Feeling Alive Running Errands on the Eve of Eid Al-Adha

We just had Eid two months ago. But the Islamic calendar has two Eid festivals, one at the end of Ramadan (Eid al-Fitr) and this Eid, which is called Eid Al-Adha.

Eid Al-Adha is known as the Great Eid, many say it is the most important holiday of the Muslim year. I have read that in Egypt, it is known as Eid Al Lahma, which means the ‘meat Eid’. This makes sense because for the last ten days or so, my small little town has filled up with big trucks hauling live cattle which sit parked outside of grocery stores, butchers, the post office, and in random parking lots. The first time I saw this, I was headed to pick up laundry with my dogs in the back of the car, I pulled over next to one of the trucks, rolled down my windows and let my fur babies sniff the incredible smell of hay and livestock (can you tell I grew up rural?). The people in the truck were a bit weirded out by my behavior.

The history of Eid Al-Adha is that it is the celebration of Abraham’s willingness to sacrifice his son to God, and God’s provision of a ram in his mercy. The difference in Muslim culture is that Muslims believe that Abraham or Ibrahim was to sacrifice his son Ishmael (Christians believe that Isaac was to be sacrificed). The main tradition for Eid Al-Adha is slaughtering an animal and sharing the meat in three equal parts – for family, for relatives and friends, and for poor people. The goal is to make sure every Muslim gets to eat meat (it can be expensive here). Unlike Ramadan, the focus is not on personal holiness or making yourself pure again after a year of mistakes.

With the pandemic still raging, it is 2021 after all, we’re headed into not just another full lockdown for this Eid, but an entire movement ban. What this means is that wherever I am starting at 5:00pm today, July 19, 2021 (which is in 3.5 hours) is where I have to stay until 4am on Saturday, July 24th. Originally this movement ban was going to end one day earlier, but the Supreme Committee has just recently decided to extend it.

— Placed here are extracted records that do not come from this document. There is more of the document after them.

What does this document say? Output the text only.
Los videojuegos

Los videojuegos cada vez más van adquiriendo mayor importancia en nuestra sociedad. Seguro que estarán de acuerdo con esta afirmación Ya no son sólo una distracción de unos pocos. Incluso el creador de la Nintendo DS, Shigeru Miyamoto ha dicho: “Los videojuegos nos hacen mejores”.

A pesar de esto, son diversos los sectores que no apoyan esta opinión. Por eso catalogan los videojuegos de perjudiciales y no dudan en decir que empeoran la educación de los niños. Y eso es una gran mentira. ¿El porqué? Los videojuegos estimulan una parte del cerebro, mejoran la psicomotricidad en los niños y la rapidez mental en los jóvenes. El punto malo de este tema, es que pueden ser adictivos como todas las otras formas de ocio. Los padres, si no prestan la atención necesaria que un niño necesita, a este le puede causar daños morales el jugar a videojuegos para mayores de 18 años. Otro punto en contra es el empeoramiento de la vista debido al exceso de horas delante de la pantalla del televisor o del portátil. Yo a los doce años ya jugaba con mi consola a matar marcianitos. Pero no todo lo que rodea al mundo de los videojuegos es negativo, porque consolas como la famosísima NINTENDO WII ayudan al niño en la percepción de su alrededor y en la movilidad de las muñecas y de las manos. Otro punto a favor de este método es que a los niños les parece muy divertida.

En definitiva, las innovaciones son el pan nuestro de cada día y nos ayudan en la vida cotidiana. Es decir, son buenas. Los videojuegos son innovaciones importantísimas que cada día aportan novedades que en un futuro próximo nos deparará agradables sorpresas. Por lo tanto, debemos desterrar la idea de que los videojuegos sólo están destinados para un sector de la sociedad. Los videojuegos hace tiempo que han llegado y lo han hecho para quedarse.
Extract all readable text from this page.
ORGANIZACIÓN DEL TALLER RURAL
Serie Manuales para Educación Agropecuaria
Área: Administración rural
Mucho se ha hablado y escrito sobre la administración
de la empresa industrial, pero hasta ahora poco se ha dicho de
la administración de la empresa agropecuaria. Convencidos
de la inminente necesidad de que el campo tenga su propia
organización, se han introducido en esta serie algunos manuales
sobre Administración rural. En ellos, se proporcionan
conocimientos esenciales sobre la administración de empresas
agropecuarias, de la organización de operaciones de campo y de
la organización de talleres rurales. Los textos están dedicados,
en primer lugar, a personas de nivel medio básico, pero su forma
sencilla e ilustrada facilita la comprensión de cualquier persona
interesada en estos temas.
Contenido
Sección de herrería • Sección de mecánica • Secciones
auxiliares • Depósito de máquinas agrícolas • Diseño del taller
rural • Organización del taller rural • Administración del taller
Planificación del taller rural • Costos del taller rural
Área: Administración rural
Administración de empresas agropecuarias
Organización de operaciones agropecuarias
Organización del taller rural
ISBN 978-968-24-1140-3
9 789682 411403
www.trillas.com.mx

The grocery stores for the last few days have been abuzz, wild chaotic places of mayhem and excitement with everyone gathering what will be needed to stay in their homes completely for four days. Since families in Oman are very big, with one couple usually having 6 to 7 to 8 to 9 to 12 or 14 children, this is no doubt quite a feat to prepare for and stay inside for 4 days. I’m sure they have freezers much bigger than mine and will be cooking quite a fair amount of rice.

This morning I left my house at 7:30am, picked up a friend, and headed to the biggest grocery store in our town at the time of their opening. The parking lot at 8:00am was already crammed full. It felt like Black Friday in America. The store was pure chaos with workers re-filling shelves as Omani men in their white flowing gowns and Omani women all in black filled up carts and mused over items. Kids ran through the aisles. I passed Pakistanis and groups of Filipinos stocking up for the movement ban. The store only had one kind of mangoes left, which is unheard of in Oman. The fresh berries that I had planned to purchase were nowhere to be seen. The only fresh chicken for sale was a brand that my friend scoffed at, while I put two in my small trolly. I have not lived in Oman long enough to be picky about chicken brands.

Rubbing shoulders with the locals and dodging carts, I felt more alive than I have in some ways in weeks. As an introvert, I do not mind staying inside. But there is no doubt that due to covid and the summer heat, I have lived in a world within a world in Oman. I really have no Omani friends (except for some male ‘friends’ who I can’t spend time with one on one least they get the wrong idea). I have no real connection to the world around me. It feels strange when I stop to think about it. If I am honest, I feel very much on the outside. Running errands today on the eve of Eid made me feel just a tiny bit involved in what is going on in the culture as a whole.

Rather than going home directly after dropping off my friend at his house, I found myself pulling into another parking lot. While everyone milled about down stairs, I took the escalator upstairs and serenely observed the racks of towels, bedsheets, luggage, pressure cookers, and clothing. I looked in a mirror and noticed I’d put my light kimono-style cardigan on backwards, not wanting to expose my shoulders in public, I did nothing about it.

Downstairs, I bought ghee, chocolate chips, and more water bottles. Not completely unnecessary items. After the second grocery store, I marveled outside at the 10:00am traffic but instead of heading home, I stopped at the Post Office, wished the guys inside an ‘Eid Mubarak’ and asked them to look for a package that probably won’t arrive until next week, if that.

Truth is that I wish I had more of a connection to Omani culture. By this time in Korea and China, I had eaten numerous meals with local people and had had them take me under their wing, had established some real sort of connection and had learned a fair amount about the culture. Here in Oman, things are different. I hope that the pandemic is to blame but my friends tell me otherwise.